If there are enough blue-eyed users (or other colors more common than amber-green) writing tweets mentioning “bird”, searching for “bird” will never surface Lord Oliver’s tweet, even if Lord Oliver’s tweet has a reasonably high score.
This is a problem because [in this hypothetical example], I want to surface results from a diversity of users. One current solution would be to add facets on eye color,
facets:
eye_color:
terms: {"field": "user_eye_color"}
and then perform multiple filtered searches afterward. This seems rather inefficient, however.
Question: Is there any way in ElasticSearch to return multiple result sets, either by returning top results from different facets (in this case, user_eye_color=amber-green), writing a stateful custom scoring function, or any other creative solution?

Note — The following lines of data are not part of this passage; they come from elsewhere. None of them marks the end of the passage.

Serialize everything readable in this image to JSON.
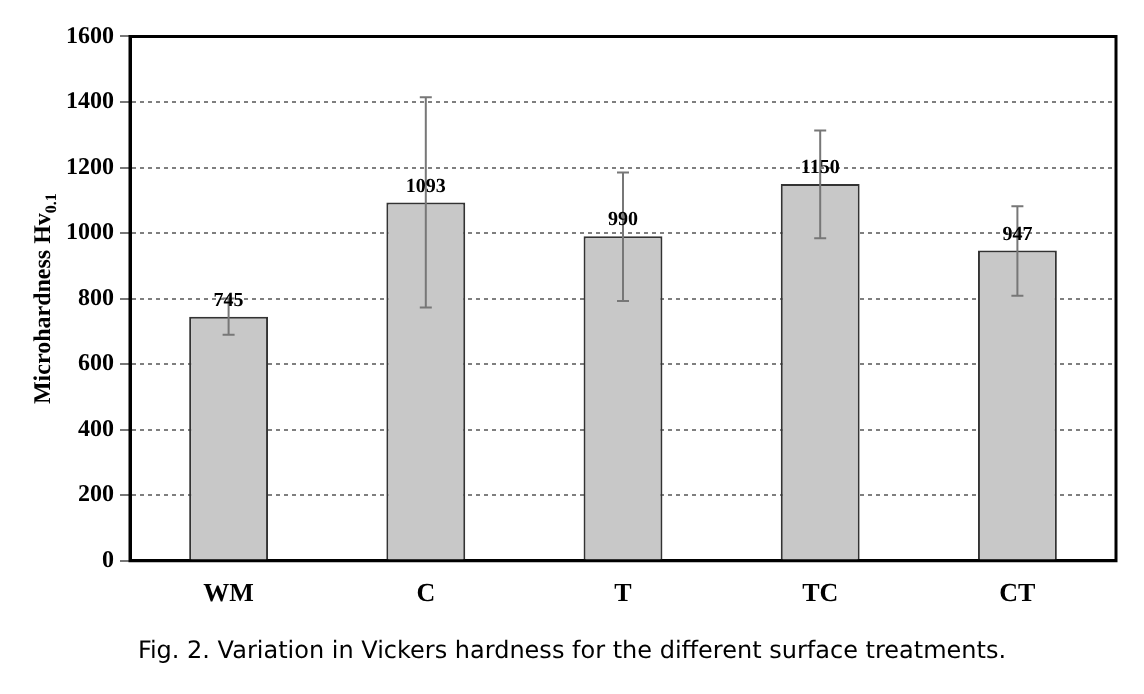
{
  "chart_data": {
    "type": "bar",
    "ylabel": "Microhardness Hv$_{0.1}$",
    "categories": [
      "WM",
      "C",
      "T",
      "TC",
      "CT"
    ],
    "values": [
      745,
      1093,
      990,
      1150,
      947
    ],
    "errors": [
      [
        690,
        800
      ],
      [
        773,
        1414
      ],
      [
        793,
        1185
      ],
      [
        984,
        1313
      ],
      [
        809,
        1082
      ]
    ],
    "color": "#c8c8c8",
    "data_labels": true,
    "ylim": [
      0,
      1600
    ],
    "yticks": [
      0,
      200,
      400,
      600,
      800,
      1000,
      1200,
      1400,
      1600
    ],
    "grid": "y",
    "annotations": [
      "Fig. 2. Variation in Vickers hardness for the different surface treatments."
    ]
  }
}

The justification for why I want to do this is that it’s sometimes difficult to put a total order (floating point score) on all search results. Suppose that all amber-green eye color users happen to be cats, and they write different types of documents (tweets). Instead of trying to force all cat-written documents into a total order with all documents, I want pareto-optimal documents — those optimal within the X-eye-color categories. I could then do more sensible postfiltering, for example, dropping cat-written documents if there’s nothing good, and otherwise doing some kind of sensible interleaving of results. Dropping in some kind of score multiplier [based on eye color] would likely be less effective.
If you don’t like my toy example (or its underhand satire), consider cases where you have an index with different document types, say tweets and FBI reports …
It can be now done using top hits aggregation.